Et c’est d’autant plus difficile de se fâcher avec une multinationale quand on a travaillé pour elle. Le « Canard Enchaîné » nous révèle cette semaine que plusieurs experts en nutrition de l’ANSES ont travaillé pour l’industrie laitière (Danone, Nestlé, Lactalis…), et que l’agence est donc critiquée pour son manque d’indépendance vis-à-vis des lobbys de l’agroalimentaire. Mince, moi qui réclamais justement une étude indépendante de l’ANSES sur les nanomatériaux !

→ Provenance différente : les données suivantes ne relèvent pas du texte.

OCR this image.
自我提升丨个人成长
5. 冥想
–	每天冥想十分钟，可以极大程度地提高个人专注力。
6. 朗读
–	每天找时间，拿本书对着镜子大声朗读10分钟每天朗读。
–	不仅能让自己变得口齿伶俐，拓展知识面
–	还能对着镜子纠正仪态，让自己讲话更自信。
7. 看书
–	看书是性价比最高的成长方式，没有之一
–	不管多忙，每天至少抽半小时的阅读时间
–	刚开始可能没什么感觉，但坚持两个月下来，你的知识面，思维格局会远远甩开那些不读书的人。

En ce moment à l’Assemblée on ne parle que de moralisation et de confiance dans la vie publique. Mais la vie publique ce sont aussi des experts qui produisent des recommandations en matière de santé et d’alimentation alors qu’ils sont en plein conflit d’intérêt et ont travaillé pour des lobbys peu sensibles aux questions de sécurité alimentaire.

De ceux-là, pas une ligne dans le projet de loi du Gouvernement Macron et pourtant nous l’avons bien épluché !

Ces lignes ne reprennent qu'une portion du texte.